Antrifttals Bürgermeister Dietmar Krist, der zusammen mit CDU-Kreisgeschäftsführerin Iris Schmidt eine Abordnung der Vogelsberger Union am Kirchplatz in Gießen anführte, hob hervor, dass Armin Laschet und Bundestagsabgeordneter Helge Braun die klare Richtung „Maß und Mitte halten“ ausgaben, heißt es in der Pressemitteilung der Vogelsberger Christdemokraten.

Auch in Fulda überzeugten Armin Laschet zusammen mit Michael Brand Anhänger und auch noch nicht entschiedene Wählerinnen und Wähler, so der Eindruck von Jens Mischak. Während viele CDU-Mitglieder aus dem Vogelsberg Armin Laschet noch von seinem Besuch im Landtagwahlkampf 2018 in Eudorf kennen, war für den neuen CDU-Stadtverbandsvorsitzenden in Ulrichstein, Philipp Mettler, sowohl solch eine Großveranstaltung als auch das Kennenlernen Armin Laschets aus der Nähe neu, „aber auch überzeugend.“

Die Kandidaten Helge Braun für Gießen und Alsfeld, Michael Brand für Fulda, den Bereich Lauterbach sowie Grebenau und Schwalmtal seien ebenso aktiv im Wahlkampf wie Johannes Wiegelmann, der für Schotten und Teile des Wetterau- sowie des Main-Kinzig-Kreises kandidiert. Die Vogelsberger Union wünsche sich, dass die Region weiterhin so gut, tatkräftig und wahrnehmbar wie bisher im Bundestag mit CDU-Abgeordneten vertreten werde, unterstreicht Jens Mischak.

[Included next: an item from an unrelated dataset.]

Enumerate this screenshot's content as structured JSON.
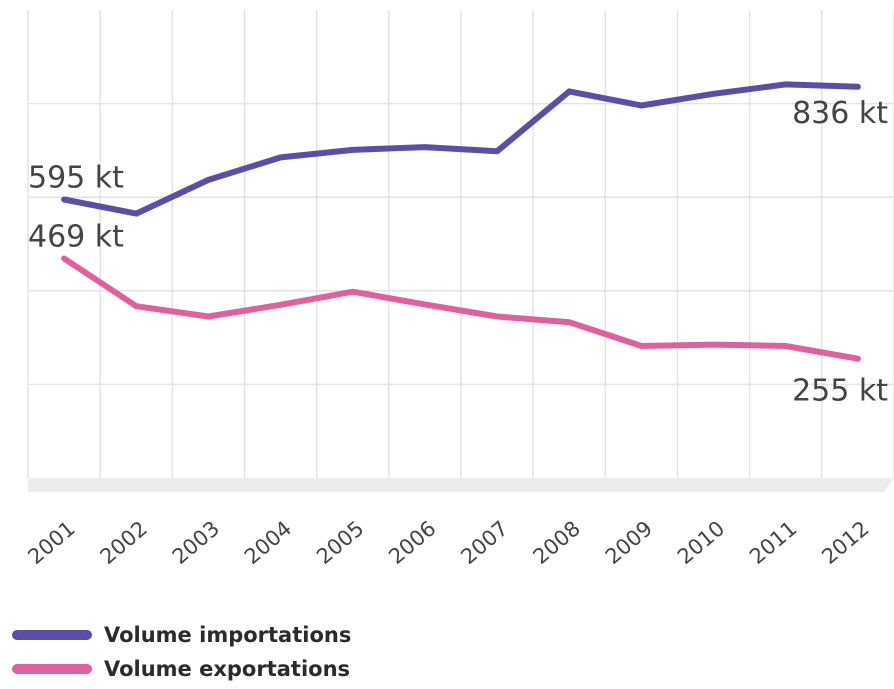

2 Gedanken zu “Ausgang der Bundestagswahl wird „knappe Kiste“

  1. …ist nach der Wahl manchmal ziemlich peinlich! Vor allem dieses Getingel über die Dörfer. Der sprichwörtliche Kampf der Parteigesichter um die letzten „Unentschlossenen“ (oder Uninformierten?) ist doch nur eine Pflichtübung. Was habe ich denn von der vermeintlich „klaren Richtung“, es gelte „Maß und Mitte (zu) halten“. Das ist wie die Ankündigung, demnächst nur noch auf der geschlossenen Mittellinie zu fahren. Klare Richtung, bis es scheppert. Aber so versteht man wenigstens den Wahlausgang. Die CDU hatte ihren Wählern nichts mehr zu sagen. „‚Die Vogelsberger Union wünsche sich, dass die Region weiterhin so gut, tatkräftig und wahrnehmbar wie bisher im Bundestag mit CDU-Abgeordneten vertreten werde‘, unterstreicht Jens Mischak.“ Schön für die Region, aber für den Bürger vollkommen nichtssagend.

  2. Was knappelt in der Kiste
    Ene, mene, meck
    Und Du bist weg.

    Kleiner Trost: Fulda und Wiesbaden/Hochtaunus sind ja doch noch tiefschwarze Direktwahl-Löcher in Hessen (siehe https://www.hessenschau.de/politik/bundestagswahl/bundestagswahl-in-hessen-die-nachrichten-im-ticker-,ticker-bundestagswahl-hessen-100.html). Die Moppel von der Jungen Union fordern nun eine „Erneuerung der Partei auf allen Ebenen“. Da könnte man sich direkt mit der LINKEN zu einer inoffiziellen Erneuerungs-Koalition zusammen schließen.